今日はこの映画ではなくて別の映画にいくはずだったのだが、上映日程をかんちがいしてこっちを見てしまった。これは当分やってるから今日見なくてもよかったのに…。
映画は非常によい。南の島の小さい宿屋に小林聡美ほか何人かの人々がやってくるが、そこですることといえば、たそがれることだけ。小林聡美は最初はわけがわからないので頭にきて出て行くが、結局また戻ってきて、いつのまにか自分もただたそがれているのでした、という話。

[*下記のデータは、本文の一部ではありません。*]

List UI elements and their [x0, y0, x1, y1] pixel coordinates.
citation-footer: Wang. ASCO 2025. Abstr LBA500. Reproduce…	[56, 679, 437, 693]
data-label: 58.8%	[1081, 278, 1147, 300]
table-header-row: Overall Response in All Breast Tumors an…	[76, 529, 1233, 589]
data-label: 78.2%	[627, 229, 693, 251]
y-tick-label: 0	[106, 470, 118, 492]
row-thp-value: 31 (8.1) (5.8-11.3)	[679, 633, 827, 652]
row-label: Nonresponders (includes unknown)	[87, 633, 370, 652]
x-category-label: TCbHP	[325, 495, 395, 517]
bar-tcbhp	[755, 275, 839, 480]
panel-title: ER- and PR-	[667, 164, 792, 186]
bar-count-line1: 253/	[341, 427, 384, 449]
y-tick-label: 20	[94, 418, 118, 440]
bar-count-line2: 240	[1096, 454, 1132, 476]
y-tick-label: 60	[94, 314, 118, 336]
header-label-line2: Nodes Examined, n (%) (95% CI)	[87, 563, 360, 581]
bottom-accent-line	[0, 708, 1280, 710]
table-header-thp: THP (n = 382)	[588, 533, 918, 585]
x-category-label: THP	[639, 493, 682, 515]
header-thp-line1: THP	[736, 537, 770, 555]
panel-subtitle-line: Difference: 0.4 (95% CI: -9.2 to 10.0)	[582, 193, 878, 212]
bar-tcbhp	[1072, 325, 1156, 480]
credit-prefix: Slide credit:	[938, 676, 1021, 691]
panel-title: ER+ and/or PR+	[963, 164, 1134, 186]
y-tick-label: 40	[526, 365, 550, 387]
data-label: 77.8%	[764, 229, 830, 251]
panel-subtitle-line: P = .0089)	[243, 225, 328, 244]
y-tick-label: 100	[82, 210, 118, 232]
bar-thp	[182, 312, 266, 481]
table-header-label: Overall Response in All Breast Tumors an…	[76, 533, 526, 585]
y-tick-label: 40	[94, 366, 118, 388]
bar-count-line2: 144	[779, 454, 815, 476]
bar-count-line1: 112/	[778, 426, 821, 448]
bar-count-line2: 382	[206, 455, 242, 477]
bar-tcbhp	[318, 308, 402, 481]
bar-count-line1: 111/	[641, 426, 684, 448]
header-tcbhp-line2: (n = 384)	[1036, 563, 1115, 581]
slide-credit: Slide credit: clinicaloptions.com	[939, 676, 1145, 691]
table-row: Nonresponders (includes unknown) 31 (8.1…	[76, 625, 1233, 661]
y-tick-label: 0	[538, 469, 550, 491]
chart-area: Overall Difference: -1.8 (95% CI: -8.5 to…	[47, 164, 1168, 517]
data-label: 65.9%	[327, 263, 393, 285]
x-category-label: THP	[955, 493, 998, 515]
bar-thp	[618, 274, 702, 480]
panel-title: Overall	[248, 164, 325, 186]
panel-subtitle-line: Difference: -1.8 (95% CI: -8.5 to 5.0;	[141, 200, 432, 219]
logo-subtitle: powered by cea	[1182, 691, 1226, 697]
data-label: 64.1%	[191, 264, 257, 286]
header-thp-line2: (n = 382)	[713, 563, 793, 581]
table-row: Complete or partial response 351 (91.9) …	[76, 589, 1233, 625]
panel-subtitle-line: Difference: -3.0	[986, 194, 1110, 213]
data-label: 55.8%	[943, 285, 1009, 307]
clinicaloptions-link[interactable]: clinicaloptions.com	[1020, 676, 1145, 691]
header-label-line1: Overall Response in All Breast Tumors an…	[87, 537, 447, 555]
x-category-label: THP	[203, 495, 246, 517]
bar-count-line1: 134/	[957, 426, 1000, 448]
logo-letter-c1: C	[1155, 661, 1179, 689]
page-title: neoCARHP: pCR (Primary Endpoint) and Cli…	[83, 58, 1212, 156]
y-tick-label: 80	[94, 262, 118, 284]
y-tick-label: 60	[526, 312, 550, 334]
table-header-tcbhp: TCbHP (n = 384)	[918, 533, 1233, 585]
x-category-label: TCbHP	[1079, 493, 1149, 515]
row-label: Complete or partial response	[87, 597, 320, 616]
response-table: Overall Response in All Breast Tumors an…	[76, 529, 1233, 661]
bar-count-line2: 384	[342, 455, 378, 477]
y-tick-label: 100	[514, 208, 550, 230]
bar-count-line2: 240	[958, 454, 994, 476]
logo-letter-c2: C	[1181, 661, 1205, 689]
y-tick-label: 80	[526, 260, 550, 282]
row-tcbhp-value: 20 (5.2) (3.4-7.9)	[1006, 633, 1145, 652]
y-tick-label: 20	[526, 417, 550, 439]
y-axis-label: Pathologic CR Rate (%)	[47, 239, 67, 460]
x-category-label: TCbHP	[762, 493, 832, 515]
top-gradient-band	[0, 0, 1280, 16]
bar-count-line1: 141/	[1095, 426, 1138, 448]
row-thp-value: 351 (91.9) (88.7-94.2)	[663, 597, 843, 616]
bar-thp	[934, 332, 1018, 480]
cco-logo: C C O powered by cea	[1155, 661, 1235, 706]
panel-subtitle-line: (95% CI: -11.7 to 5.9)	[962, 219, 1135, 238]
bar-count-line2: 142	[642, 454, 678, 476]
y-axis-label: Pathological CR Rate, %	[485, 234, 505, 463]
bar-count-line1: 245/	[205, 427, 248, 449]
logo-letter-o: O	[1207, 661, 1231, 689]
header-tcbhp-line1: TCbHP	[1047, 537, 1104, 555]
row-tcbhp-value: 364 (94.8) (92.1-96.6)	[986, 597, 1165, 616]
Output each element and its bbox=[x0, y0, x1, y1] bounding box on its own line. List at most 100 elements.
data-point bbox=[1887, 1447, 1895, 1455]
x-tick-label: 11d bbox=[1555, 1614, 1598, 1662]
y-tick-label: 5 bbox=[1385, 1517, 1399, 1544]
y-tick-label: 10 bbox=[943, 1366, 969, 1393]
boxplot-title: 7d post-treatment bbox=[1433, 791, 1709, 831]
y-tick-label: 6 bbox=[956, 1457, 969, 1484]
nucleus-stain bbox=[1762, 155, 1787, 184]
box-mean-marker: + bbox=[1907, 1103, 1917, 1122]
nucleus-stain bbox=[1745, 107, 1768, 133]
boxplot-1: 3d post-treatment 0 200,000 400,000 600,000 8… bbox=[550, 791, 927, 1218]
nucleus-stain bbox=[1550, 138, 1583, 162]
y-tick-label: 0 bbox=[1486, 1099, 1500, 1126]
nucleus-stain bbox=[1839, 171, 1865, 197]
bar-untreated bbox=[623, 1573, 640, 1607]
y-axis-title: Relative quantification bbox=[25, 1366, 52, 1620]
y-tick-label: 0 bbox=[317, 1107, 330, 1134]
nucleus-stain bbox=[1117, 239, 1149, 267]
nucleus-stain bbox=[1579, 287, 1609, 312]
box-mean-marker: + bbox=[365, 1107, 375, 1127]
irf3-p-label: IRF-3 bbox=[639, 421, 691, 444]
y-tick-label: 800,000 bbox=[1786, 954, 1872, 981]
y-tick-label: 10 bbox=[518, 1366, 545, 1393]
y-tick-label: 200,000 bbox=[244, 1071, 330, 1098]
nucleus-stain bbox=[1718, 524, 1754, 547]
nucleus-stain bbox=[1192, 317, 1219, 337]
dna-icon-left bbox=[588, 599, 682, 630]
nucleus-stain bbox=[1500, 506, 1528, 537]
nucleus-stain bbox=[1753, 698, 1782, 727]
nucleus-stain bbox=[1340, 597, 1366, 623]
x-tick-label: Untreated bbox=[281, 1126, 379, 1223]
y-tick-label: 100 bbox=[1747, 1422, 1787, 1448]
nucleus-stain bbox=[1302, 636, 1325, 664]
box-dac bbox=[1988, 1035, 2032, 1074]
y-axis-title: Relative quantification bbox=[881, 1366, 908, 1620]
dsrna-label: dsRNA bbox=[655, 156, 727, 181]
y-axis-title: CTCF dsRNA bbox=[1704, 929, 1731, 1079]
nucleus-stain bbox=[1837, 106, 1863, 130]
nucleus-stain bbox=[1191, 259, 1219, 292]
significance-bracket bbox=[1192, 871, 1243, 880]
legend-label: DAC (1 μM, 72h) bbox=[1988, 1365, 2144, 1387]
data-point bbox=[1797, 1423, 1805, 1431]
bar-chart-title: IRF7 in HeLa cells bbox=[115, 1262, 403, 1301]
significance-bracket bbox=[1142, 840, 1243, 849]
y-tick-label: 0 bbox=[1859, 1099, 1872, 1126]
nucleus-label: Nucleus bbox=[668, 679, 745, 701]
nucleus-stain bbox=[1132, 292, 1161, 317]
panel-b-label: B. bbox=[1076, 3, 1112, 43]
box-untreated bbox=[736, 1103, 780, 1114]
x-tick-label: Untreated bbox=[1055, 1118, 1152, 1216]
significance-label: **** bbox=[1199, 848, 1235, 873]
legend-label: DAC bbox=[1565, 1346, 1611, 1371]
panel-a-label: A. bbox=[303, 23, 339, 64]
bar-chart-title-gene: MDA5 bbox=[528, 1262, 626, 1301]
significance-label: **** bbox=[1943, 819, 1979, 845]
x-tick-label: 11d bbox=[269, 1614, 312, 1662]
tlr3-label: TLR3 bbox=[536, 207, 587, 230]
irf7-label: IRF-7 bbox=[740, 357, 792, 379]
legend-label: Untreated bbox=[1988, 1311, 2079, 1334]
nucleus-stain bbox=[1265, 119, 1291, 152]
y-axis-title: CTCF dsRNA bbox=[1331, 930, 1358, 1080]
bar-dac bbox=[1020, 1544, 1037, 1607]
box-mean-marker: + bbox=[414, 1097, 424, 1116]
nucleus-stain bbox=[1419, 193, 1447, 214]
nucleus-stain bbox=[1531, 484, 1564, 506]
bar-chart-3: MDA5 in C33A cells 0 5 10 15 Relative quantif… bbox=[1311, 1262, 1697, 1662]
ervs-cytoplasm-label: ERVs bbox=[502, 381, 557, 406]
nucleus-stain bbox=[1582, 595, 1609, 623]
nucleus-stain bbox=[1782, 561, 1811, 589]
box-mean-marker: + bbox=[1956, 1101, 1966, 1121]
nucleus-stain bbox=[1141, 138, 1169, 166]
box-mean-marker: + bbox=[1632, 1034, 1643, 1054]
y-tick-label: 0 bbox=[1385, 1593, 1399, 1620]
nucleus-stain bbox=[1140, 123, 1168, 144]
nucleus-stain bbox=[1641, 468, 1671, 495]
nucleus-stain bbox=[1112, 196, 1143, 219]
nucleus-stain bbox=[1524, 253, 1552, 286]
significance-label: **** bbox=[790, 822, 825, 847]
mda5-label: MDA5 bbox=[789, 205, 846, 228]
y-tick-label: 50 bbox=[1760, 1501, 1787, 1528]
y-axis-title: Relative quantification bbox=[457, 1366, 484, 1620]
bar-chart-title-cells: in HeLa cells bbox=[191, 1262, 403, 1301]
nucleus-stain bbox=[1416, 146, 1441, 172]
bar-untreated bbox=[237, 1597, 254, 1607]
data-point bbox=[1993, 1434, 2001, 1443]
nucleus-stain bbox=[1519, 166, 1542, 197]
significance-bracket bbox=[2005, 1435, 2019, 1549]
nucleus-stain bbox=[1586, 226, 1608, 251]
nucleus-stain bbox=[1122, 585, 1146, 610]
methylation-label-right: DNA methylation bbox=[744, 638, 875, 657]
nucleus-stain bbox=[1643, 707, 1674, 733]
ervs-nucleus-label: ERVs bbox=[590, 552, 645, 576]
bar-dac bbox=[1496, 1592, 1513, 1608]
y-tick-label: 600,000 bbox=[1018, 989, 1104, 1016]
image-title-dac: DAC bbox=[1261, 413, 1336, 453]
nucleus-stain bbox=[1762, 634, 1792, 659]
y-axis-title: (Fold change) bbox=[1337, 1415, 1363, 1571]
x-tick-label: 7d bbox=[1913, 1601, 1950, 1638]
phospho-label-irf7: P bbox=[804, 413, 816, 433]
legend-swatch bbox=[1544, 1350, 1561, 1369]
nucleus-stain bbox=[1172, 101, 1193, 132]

全編になんともいえない雰囲気があって、エンドロールで流れる大貫妙子の歌までそれで統一されている。脚本がよく練られていることもあると思うが、それだけではなくて、出演者の雰囲気(もはや「演技」ではないような感じ)、セット、ロケ地の風景などがみなあるべきところにおさまっている。台詞は少なく、登場人物はみな敬語をつかう。それがまた映画と客の間に適度な距離をおかせて客を映画に溶け込みやすくさせている。時間の流れがとてもゆっくりしていて、映画の最中、自分は一度しか時計を見なかった(いつもはしょっちゅう時計を見ているのだが)。
荻上直子は、「かもめ食堂」から、またひとつ新境地を開いた感じ。それから映画に出てくる料理はみなとてもおいしそうだ。
終わりのほうで気がついたのだが、車のナンバーから地名が消されている。エンドロールを見るとロケ地が与論島だということがわかるのだが、映画の中には実在の場所を示すようなものは一切出てこない。ありそうでなさそうな場所というのもいいと思う。